しかし、小夜子は悲しい顔一つせず、ふわりと柔らかく微笑んだ。
「うん、知ってるよ」
「え……」
「海斗くんがりりんのことをどれだけ大切に想っていたか、誰よりも知ってる。……だって、りりんは私の、世界で一番大切で、自慢の親友だもの」
小夜子の瞳から、ポロリと一筋の涙がこぼれ落ちた。
彼女もまた、りりんを失った深い悲しみを抱えながら生きていたのだ。
「私はね、海斗くんの中からりりんを消してほしいなんて、一度も思ったことないよ。むしろ、ずっと忘れないでほしい。海斗くんがりりんを想って空を見上げるなら、私はその隣で、海斗くんの手を握っていたい。……空にいるりりんに、『海斗くんは私がちゃんと支えてるから、安心してね』って、胸を張って言えるように」
小夜子の真っ直ぐな言葉に、海斗は大きく目を見開いた。
小夜子は、海斗の心の「空洞」を別の何かで埋めようとしているのではない。その空洞ごと、りりんへの想いごと、彼を丸ごと包み込もうとしてくれているのだ。
「お前……本当に、敵わねえな」
海斗は腕で乱暴に目元を拭うと、大きく息を吐き出した。
「俺、かっこ悪いところばっかり見せるかもしれないぞ。りりんのこと思い出して、また一人で勝手に落ち込む日もあるかもしれない」
「うん。その時は、私が海斗くんのおでこにデコピンしてあげる」
小夜子が泣き笑いの顔で言うと、海斗もつられて小さく吹き出した。
海斗は、フェンスを握っていた手を離し、隣にいる小夜子の小さな手を、不器用ながらもしっかりと握りしめた。

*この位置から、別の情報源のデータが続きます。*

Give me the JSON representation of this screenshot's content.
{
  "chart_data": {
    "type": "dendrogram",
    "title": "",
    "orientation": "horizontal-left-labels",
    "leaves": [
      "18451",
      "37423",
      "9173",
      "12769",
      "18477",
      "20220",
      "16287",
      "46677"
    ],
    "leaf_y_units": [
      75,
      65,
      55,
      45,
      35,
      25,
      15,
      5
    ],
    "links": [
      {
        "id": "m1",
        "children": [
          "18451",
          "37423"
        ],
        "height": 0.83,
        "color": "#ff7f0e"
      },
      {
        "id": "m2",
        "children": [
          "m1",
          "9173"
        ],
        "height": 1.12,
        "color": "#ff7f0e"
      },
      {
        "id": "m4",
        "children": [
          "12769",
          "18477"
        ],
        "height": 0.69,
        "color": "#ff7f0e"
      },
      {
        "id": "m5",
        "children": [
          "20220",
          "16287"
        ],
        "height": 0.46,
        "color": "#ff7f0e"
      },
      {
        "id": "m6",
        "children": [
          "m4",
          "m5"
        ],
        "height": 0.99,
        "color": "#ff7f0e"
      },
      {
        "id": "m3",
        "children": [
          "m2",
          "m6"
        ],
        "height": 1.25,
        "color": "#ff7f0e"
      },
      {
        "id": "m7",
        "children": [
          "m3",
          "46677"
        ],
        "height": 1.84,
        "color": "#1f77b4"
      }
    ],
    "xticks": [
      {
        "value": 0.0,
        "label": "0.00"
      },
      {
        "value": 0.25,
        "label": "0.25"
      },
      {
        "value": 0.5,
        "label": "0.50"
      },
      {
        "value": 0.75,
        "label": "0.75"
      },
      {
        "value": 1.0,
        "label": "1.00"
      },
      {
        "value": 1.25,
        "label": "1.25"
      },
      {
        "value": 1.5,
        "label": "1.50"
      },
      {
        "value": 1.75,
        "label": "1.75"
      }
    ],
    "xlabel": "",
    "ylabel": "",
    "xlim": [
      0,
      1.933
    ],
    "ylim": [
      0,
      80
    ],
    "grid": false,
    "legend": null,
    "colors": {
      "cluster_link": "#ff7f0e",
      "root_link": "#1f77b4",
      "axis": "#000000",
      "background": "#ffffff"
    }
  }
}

「……ありがとう、小夜子。俺、お前と一緒に、ちゃんと前を向いて生きてみるわ。あいつが天界から見てて、呆れないように」
「ふふっ。りりんは優しいから、呆れないよ。きっと笑って応援してくれてる」
二人が繋いだ手の上に、夕暮れの温かい光が降り注ぐ。
決してりりんを忘れるためではない。彼女が守ってくれたこの世界で、二人で一緒に生きていくための、これが彼らの新しい一歩だった。